I love taking pictures. I love the technology, I love the feel of the camera, the expression of a client seeing a great shot, seeing “The Shot” when I open up the files on my computer, and the laugh of my wife when she knows that I got a shot of her making that really funny expression before she realized I had the camera out.
Love it all.
My folks went on holiday a couple of weeks ago and I stopped by their place to get the mail check the house, etc. I ended up pulling out a photo album and looking through for some images from elementary or high school to share with ex-classmates on facebook. Luckily my parents are festidious about organizing pictures, the albums are ordered by years, photos have month and year and are labelled, it’s great.
As I was flipping through the pages two things happened. The first was an hour slipped away in what felt like a few minutes. The second was I was struck at just how often capturing an image is so much about the time and the place and so little about the things that I’ve been caring about so much lately. Composition, photoshopping out skin blemishes or worrying if there is a strand of hair out of place, or if the white balance is correct or not.
[Grade 1, I’m the one in the clown costume]That just doesn’t matter. It’s about having an image that you can look at and think “oh wow that’s me and look at how funny the clothes were and how awesome I thought I was”. It’s about looking back and having an image of you and your first girlfriend or boyfriend posing by your very first car and being brought back in a split second to how your hair was long and how she smelled and how that car seemed like a magic van that could transport you far away and out of the world of school and homework and bullies even though it was just a junker that the neighbor gave you.
It’s about seeing an image of your parents and remembering what they looked like when their hair wasn’t white and they stood up a little straighter but how really, deep down they haven’t changed at all. When you look at that polaroid picture that’s yellowing on the edges and you have that feeling of being zapped back in time.
That’s what’s important.
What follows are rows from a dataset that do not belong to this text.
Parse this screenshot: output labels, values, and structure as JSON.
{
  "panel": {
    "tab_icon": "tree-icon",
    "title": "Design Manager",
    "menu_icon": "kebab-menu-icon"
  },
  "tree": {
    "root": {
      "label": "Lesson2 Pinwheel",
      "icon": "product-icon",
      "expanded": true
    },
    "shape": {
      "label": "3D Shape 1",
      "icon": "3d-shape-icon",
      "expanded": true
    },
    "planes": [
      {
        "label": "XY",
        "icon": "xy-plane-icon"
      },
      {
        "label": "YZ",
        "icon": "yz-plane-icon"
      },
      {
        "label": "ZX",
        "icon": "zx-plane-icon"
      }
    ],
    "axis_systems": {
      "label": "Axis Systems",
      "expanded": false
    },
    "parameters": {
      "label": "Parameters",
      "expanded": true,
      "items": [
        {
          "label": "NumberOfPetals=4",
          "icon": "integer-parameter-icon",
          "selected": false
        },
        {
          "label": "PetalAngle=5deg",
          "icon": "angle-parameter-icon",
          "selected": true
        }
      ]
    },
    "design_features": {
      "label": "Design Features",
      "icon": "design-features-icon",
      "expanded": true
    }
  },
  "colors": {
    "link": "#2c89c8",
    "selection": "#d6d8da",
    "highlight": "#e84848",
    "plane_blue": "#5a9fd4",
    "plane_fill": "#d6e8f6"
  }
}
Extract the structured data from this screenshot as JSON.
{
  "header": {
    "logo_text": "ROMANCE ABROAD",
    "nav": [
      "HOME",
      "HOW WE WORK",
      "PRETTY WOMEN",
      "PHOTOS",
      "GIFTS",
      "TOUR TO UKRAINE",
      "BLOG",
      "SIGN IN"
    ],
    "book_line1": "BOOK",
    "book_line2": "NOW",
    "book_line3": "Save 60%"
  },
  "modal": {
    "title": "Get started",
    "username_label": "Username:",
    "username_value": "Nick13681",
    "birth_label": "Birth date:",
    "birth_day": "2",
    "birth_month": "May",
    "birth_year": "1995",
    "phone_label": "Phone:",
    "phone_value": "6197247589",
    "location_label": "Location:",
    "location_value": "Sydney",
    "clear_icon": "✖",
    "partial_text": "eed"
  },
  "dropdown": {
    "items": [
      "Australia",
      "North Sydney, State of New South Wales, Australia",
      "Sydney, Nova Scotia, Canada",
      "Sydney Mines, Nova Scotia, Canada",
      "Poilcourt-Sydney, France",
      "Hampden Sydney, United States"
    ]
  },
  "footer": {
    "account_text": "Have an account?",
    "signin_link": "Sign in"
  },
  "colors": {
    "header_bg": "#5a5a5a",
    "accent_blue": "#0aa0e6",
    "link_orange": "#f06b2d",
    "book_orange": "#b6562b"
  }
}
That’s what matters.
That’s why you have those pictures on your computer or printed out, not because they had great composition, or the white balance is perfect, or the photographer made you look really great, but that they are a connection to the past and they reminded you of people or places or events that had significance to you, even if they were the most inconsequencial of things, even if you’re the only one who knows why that picture gives you a little smile or makes you tear up a little bit.
That’s the power of photography. That’s what I love. That’s what I’m trying to share.